Let $r$ and $h$ be a real numbers and $n>0$. Write the fractional parts $\{k*r+h\}$, for $k = 1,2, . . . n$, in increasing order as $$ a_1 < a_2 < \cdots < a_n.$$ Let $D_n$ be the set of all the differences $a_{i+1} - a_i$ for $k = 1,2, \ldots, n-1.$ Can someone cite a reference or give a proof that $D_n$ contains at most $3$ elements for every $n$?

For the case $h = 0$, a certain paper calls this a "somewhat surprising and apparently little-known fact", without proof or reference. The proposition appears to be factual even when $h$ isn't $0$.

Answer 1

The case $h=0$ is known as the "Three-Distance Theorem"; just google for numerous references or look here for discussion and nice pictures, or here for an interesting historical comment.
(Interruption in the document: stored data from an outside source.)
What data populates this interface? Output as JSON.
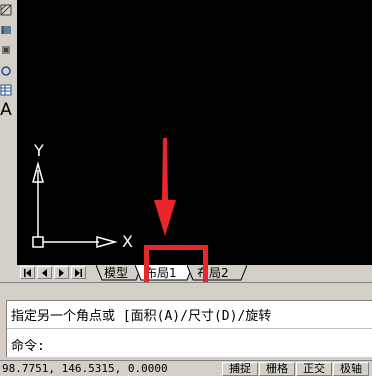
{
  "left_toolbar": {
    "tools": [
      "hatch-icon",
      "gradient-icon",
      "region-icon",
      "table-icon",
      "text-icon"
    ],
    "text_glyph": "A"
  },
  "canvas": {
    "background": "#000000",
    "ucs": {
      "y_label": "Y",
      "x_label": "X",
      "color": "#ffffff"
    }
  },
  "tabbar": {
    "nav_buttons": [
      "first-icon",
      "prev-icon",
      "next-icon",
      "last-icon"
    ],
    "tabs": [
      {
        "label": "模型",
        "active": false
      },
      {
        "label": "布局1",
        "active": true
      },
      {
        "label": "布局2",
        "active": false
      }
    ]
  },
  "annotation": {
    "highlight_color": "#e8262b",
    "target": "布局1"
  },
  "command": {
    "history": "指定另一个角点或 [面积(A)/尺寸(D)/旋转",
    "prompt": "命令:"
  },
  "statusbar": {
    "coords": "98.7751, 146.5315, 0.0000",
    "buttons": [
      "捕捉",
      "栅格",
      "正交",
      "极轴"
    ]
  }
}
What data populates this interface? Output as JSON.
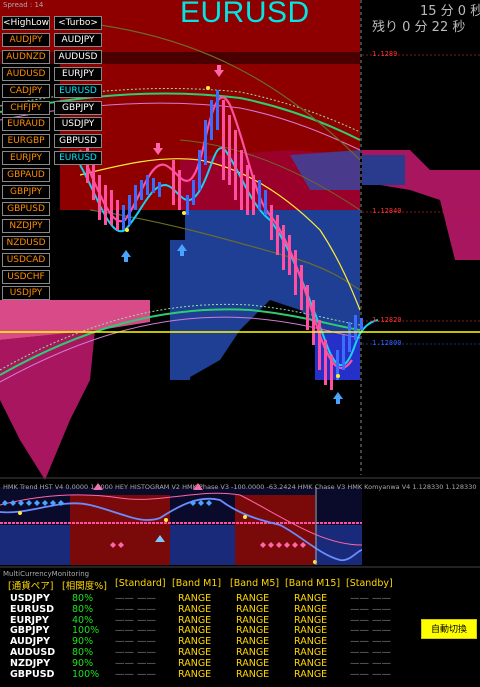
{
  "header": {
    "spread_label": "Spread : 14",
    "symbol": "EURUSD",
    "timer_top": "15 分 0 秒",
    "timer_remaining": "残り 0 分 22 秒"
  },
  "pair_panel": {
    "buttons": [
      {
        "label": "<HighLow>",
        "color": "white"
      },
      {
        "label": "<Turbo>",
        "color": "white"
      },
      {
        "label": "AUDJPY",
        "color": "orange"
      },
      {
        "label": "AUDJPY",
        "color": "white"
      },
      {
        "label": "AUDNZD",
        "color": "orange"
      },
      {
        "label": "AUDUSD",
        "color": "white"
      },
      {
        "label": "AUDUSD",
        "color": "orange"
      },
      {
        "label": "EURJPY",
        "color": "white"
      },
      {
        "label": "CADJPY",
        "color": "orange"
      },
      {
        "label": "EURUSD",
        "color": "cyan"
      },
      {
        "label": "CHFJPY",
        "color": "orange"
      },
      {
        "label": "GBPJPY",
        "color": "white"
      },
      {
        "label": "EURAUD",
        "color": "orange"
      },
      {
        "label": "USDJPY",
        "color": "white"
      },
      {
        "label": "EURGBP",
        "color": "orange"
      },
      {
        "label": "GBPUSD",
        "color": "white"
      },
      {
        "label": "EURJPY",
        "color": "orange"
      },
      {
        "label": "EURUSD",
        "color": "cyan"
      },
      {
        "label": "GBPAUD",
        "color": "orange"
      },
      {
        "label": "GBPJPY",
        "color": "orange"
      },
      {
        "label": "GBPUSD",
        "color": "orange"
      },
      {
        "label": "NZDJPY",
        "color": "orange"
      },
      {
        "label": "NZDUSD",
        "color": "orange"
      },
      {
        "label": "USDCAD",
        "color": "orange"
      },
      {
        "label": "USDCHF",
        "color": "orange"
      },
      {
        "label": "USDJPY",
        "color": "orange"
      }
    ]
  },
  "price_tags": [
    {
      "text": "1.1289",
      "color": "#ff3030"
    },
    {
      "text": "1.12840",
      "color": "#ff3030"
    },
    {
      "text": "1.12820",
      "color": "#ff3030"
    },
    {
      "text": "1.12800",
      "color": "#3060ff"
    }
  ],
  "indicator_label": "HMK Trend HST V4 0.0000 1.0000  HEY HISTOGRAM V2  HMK Phase V3 -100.0000 -63.2424  HMK Chase V3  HMK Komyanwa V4 1.128330 1.128330",
  "monitoring": {
    "title": "MultiCurrencyMonitoring",
    "headers": [
      "[通貨ペア]",
      "[相関度%]",
      "[Standard]",
      "[Band M1]",
      "[Band M5]",
      "[Band M15]",
      "[Standby]"
    ],
    "rows": [
      {
        "pair": "USDJPY",
        "corr": "80%",
        "std": "—— ——",
        "m1": "RANGE",
        "m5": "RANGE",
        "m15": "RANGE",
        "stb": "—— ——"
      },
      {
        "pair": "EURUSD",
        "corr": "80%",
        "std": "—— ——",
        "m1": "RANGE",
        "m5": "RANGE",
        "m15": "RANGE",
        "stb": "—— ——"
      },
      {
        "pair": "EURJPY",
        "corr": "40%",
        "std": "—— ——",
        "m1": "RANGE",
        "m5": "RANGE",
        "m15": "RANGE",
        "stb": "—— ——"
      },
      {
        "pair": "GBPJPY",
        "corr": "100%",
        "std": "—— ——",
        "m1": "RANGE",
        "m5": "RANGE",
        "m15": "RANGE",
        "stb": "—— ——"
      },
      {
        "pair": "AUDJPY",
        "corr": "90%",
        "std": "—— ——",
        "m1": "RANGE",
        "m5": "RANGE",
        "m15": "RANGE",
        "stb": "—— ——"
      },
      {
        "pair": "AUDUSD",
        "corr": "80%",
        "std": "—— ——",
        "m1": "RANGE",
        "m5": "RANGE",
        "m15": "RANGE",
        "stb": "—— ——"
      },
      {
        "pair": "NZDJPY",
        "corr": "90%",
        "std": "—— ——",
        "m1": "RANGE",
        "m5": "RANGE",
        "m15": "RANGE",
        "stb": "—— ——"
      },
      {
        "pair": "GBPUSD",
        "corr": "100%",
        "std": "—— ——",
        "m1": "RANGE",
        "m5": "RANGE",
        "m15": "RANGE",
        "stb": "—— ——"
      }
    ],
    "auto_switch_label": "自動切換"
  },
  "colors": {
    "band_red": "#a00000",
    "band_blue": "#1a3a8c",
    "magenta_cloud": "#b0186a",
    "pink_cloud": "#e0508a",
    "candle_pink": "#ff4fa0",
    "candle_blue": "#3a6cff",
    "cyan_line": "#19d0f0",
    "green_band": "#2ecc71",
    "yellow_line": "#ffeb3b",
    "arrow_blue": "#4aa3ff",
    "arrow_pink": "#ff66aa"
  }
}
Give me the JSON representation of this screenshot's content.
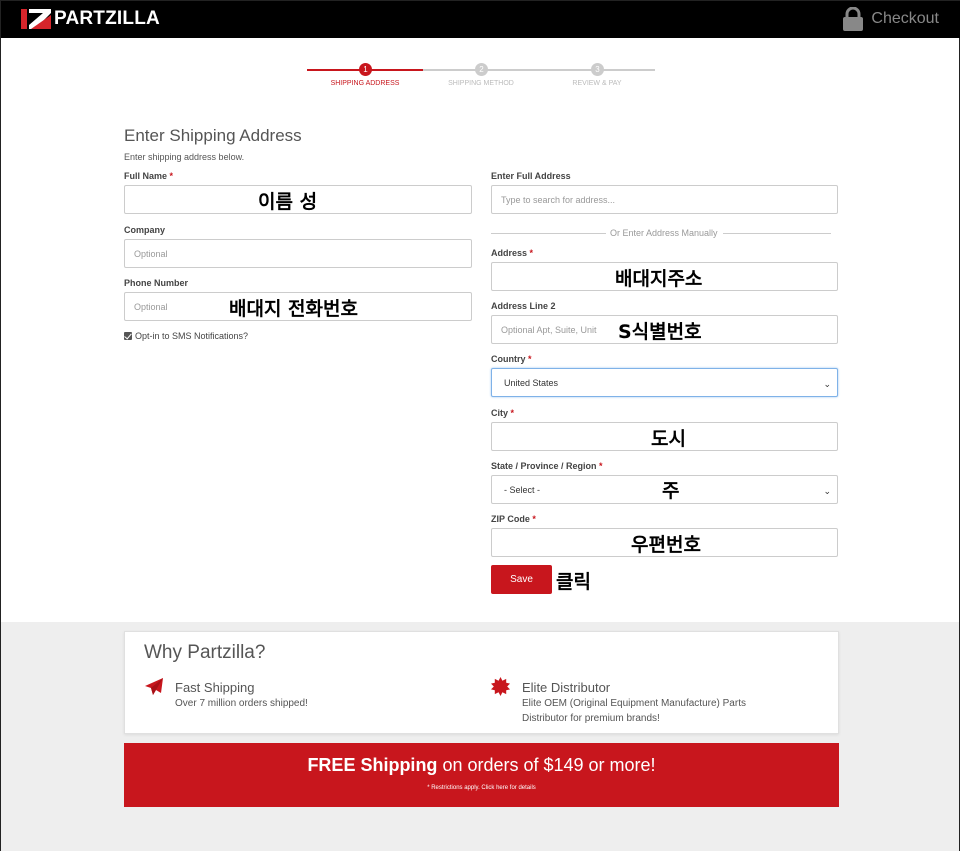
{
  "header": {
    "logo_text": "PARTZILLA",
    "checkout_label": "Checkout"
  },
  "steps": [
    {
      "number": "1",
      "label": "SHIPPING ADDRESS",
      "active": true
    },
    {
      "number": "2",
      "label": "SHIPPING METHOD",
      "active": false
    },
    {
      "number": "3",
      "label": "REVIEW & PAY",
      "active": false
    }
  ],
  "form": {
    "title": "Enter Shipping Address",
    "subtitle": "Enter shipping address below.",
    "required_mark": "*",
    "full_name": {
      "label": "Full Name",
      "value": "",
      "annotation": "이름 성"
    },
    "company": {
      "label": "Company",
      "placeholder": "Optional"
    },
    "phone": {
      "label": "Phone Number",
      "placeholder": "Optional",
      "annotation": "배대지 전화번호"
    },
    "sms_opt_in": {
      "label": "Opt-in to SMS Notifications?",
      "checked": true
    },
    "full_address": {
      "label": "Enter Full Address",
      "placeholder": "Type to search for address..."
    },
    "manual_divider": "Or Enter Address Manually",
    "address": {
      "label": "Address",
      "value": "",
      "annotation": "배대지주소"
    },
    "address2": {
      "label": "Address Line 2",
      "placeholder": "Optional Apt, Suite, Unit",
      "annotation": "S식별번호"
    },
    "country": {
      "label": "Country",
      "value": "United States"
    },
    "city": {
      "label": "City",
      "value": "",
      "annotation": "도시"
    },
    "state": {
      "label": "State / Province / Region",
      "value": "- Select -",
      "annotation": "주"
    },
    "zip": {
      "label": "ZIP Code",
      "value": "",
      "annotation": "우편번호"
    },
    "save_label": "Save",
    "save_annotation": "클릭"
  },
  "why": {
    "title": "Why Partzilla?",
    "features": [
      {
        "icon": "paper-plane-icon",
        "title": "Fast Shipping",
        "desc": "Over 7 million orders shipped!"
      },
      {
        "icon": "badge-seal-icon",
        "title": "Elite Distributor",
        "desc_line1": "Elite OEM (Original Equipment Manufacture) Parts",
        "desc_line2": "Distributor for premium brands!"
      }
    ]
  },
  "banner": {
    "bold": "FREE Shipping",
    "rest": " on orders of $149 or more!",
    "note": "* Restrictions apply. Click here for details"
  },
  "colors": {
    "brand_red": "#c8161d",
    "header_bg": "#000000",
    "footer_bg": "#eeeeee"
  }
}
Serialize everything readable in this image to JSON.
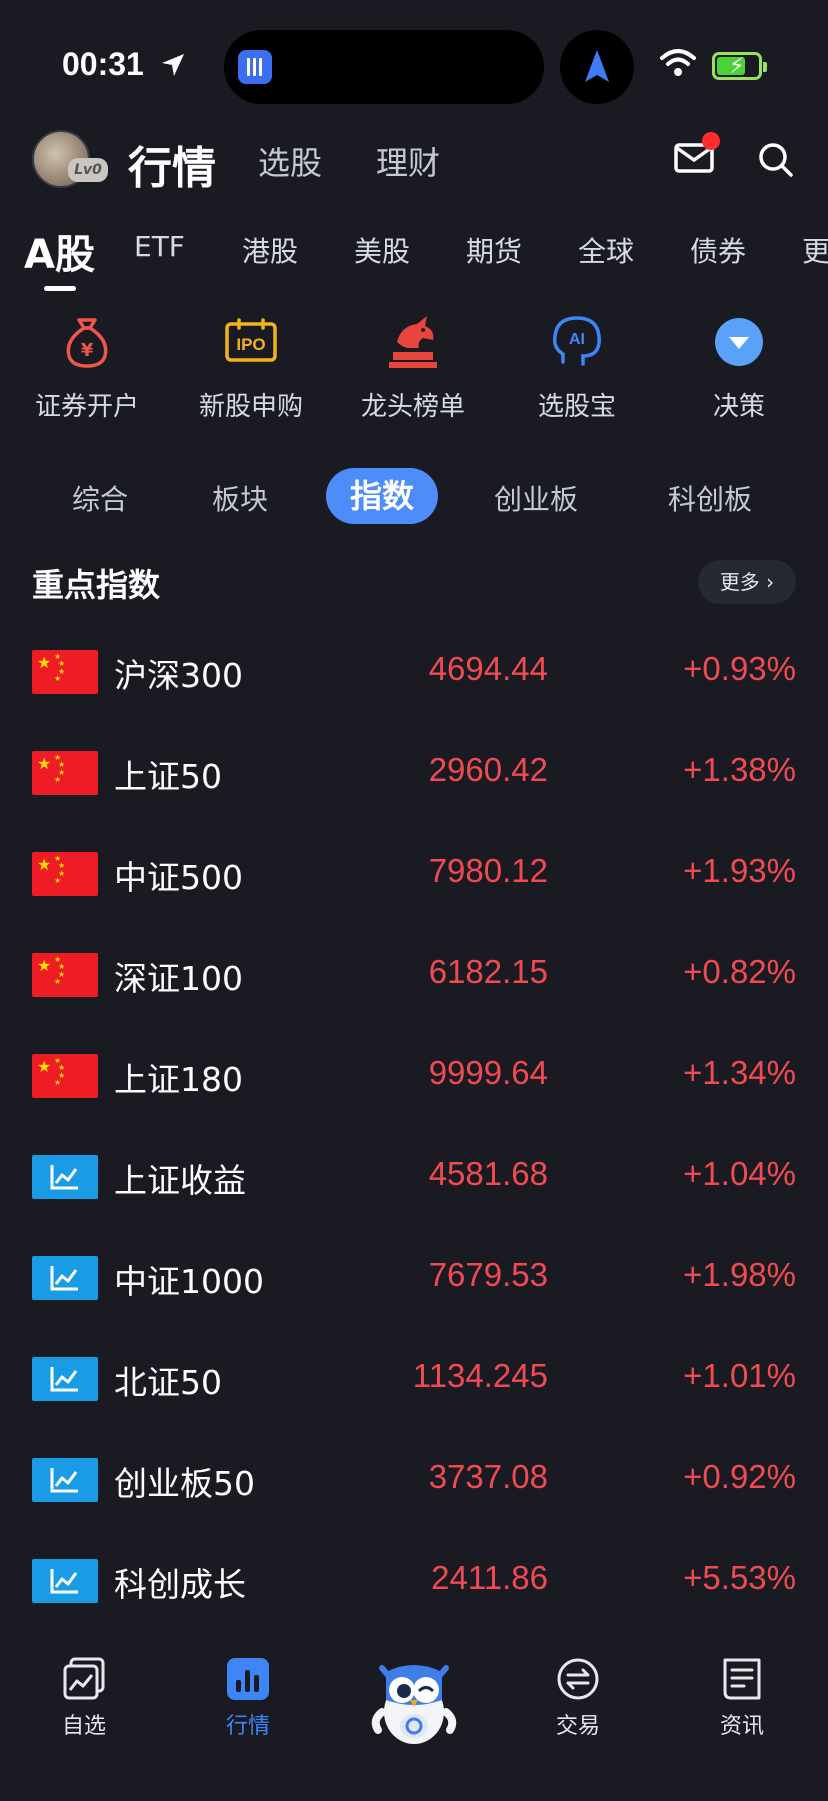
{
  "status": {
    "time": "00:31"
  },
  "header": {
    "avatar_level": "Lv0",
    "tabs": [
      "行情",
      "选股",
      "理财"
    ]
  },
  "market_tabs": [
    "A股",
    "ETF",
    "港股",
    "美股",
    "期货",
    "全球",
    "债券",
    "更"
  ],
  "shortcuts": [
    {
      "label": "证券开户",
      "icon": "money-bag-icon"
    },
    {
      "label": "新股申购",
      "icon": "ipo-icon"
    },
    {
      "label": "龙头榜单",
      "icon": "dragon-icon"
    },
    {
      "label": "选股宝",
      "icon": "ai-head-icon"
    },
    {
      "label": "决策",
      "icon": "dropdown-circle-icon"
    }
  ],
  "subtabs": [
    "综合",
    "板块",
    "指数",
    "创业板",
    "科创板"
  ],
  "section": {
    "title": "重点指数",
    "more": "更多 ›"
  },
  "indices": [
    {
      "name": "沪深300",
      "price": "4694.44",
      "change": "+0.93%",
      "icon": "china-flag-icon"
    },
    {
      "name": "上证50",
      "price": "2960.42",
      "change": "+1.38%",
      "icon": "china-flag-icon"
    },
    {
      "name": "中证500",
      "price": "7980.12",
      "change": "+1.93%",
      "icon": "china-flag-icon"
    },
    {
      "name": "深证100",
      "price": "6182.15",
      "change": "+0.82%",
      "icon": "china-flag-icon"
    },
    {
      "name": "上证180",
      "price": "9999.64",
      "change": "+1.34%",
      "icon": "china-flag-icon"
    },
    {
      "name": "上证收益",
      "price": "4581.68",
      "change": "+1.04%",
      "icon": "line-chart-icon"
    },
    {
      "name": "中证1000",
      "price": "7679.53",
      "change": "+1.98%",
      "icon": "line-chart-icon"
    },
    {
      "name": "北证50",
      "price": "1134.245",
      "change": "+1.01%",
      "icon": "line-chart-icon"
    },
    {
      "name": "创业板50",
      "price": "3737.08",
      "change": "+0.92%",
      "icon": "line-chart-icon"
    },
    {
      "name": "科创成长",
      "price": "2411.86",
      "change": "+5.53%",
      "icon": "line-chart-icon"
    }
  ],
  "bottom_nav": [
    "自选",
    "行情",
    "交易",
    "资讯"
  ],
  "colors": {
    "up": "#f14a52",
    "accent": "#4d8dfa",
    "background": "#1a1b22"
  }
}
A standard reformulation of the theorem is as follows: if, for an irrational $\alpha$, the unit-length circle is partitioned "in the natural way" into $n$ arcs by the points $\alpha k$ with $k\in[1,n]$, then the lengths of these $n$ arcs take just two or three distinct values. This easily implies the case $h\ne 0$ where you basically select one of the arcs (that containing the point corresponding to $h$) and confine to the lengths of the remaining $n-1$ arcs.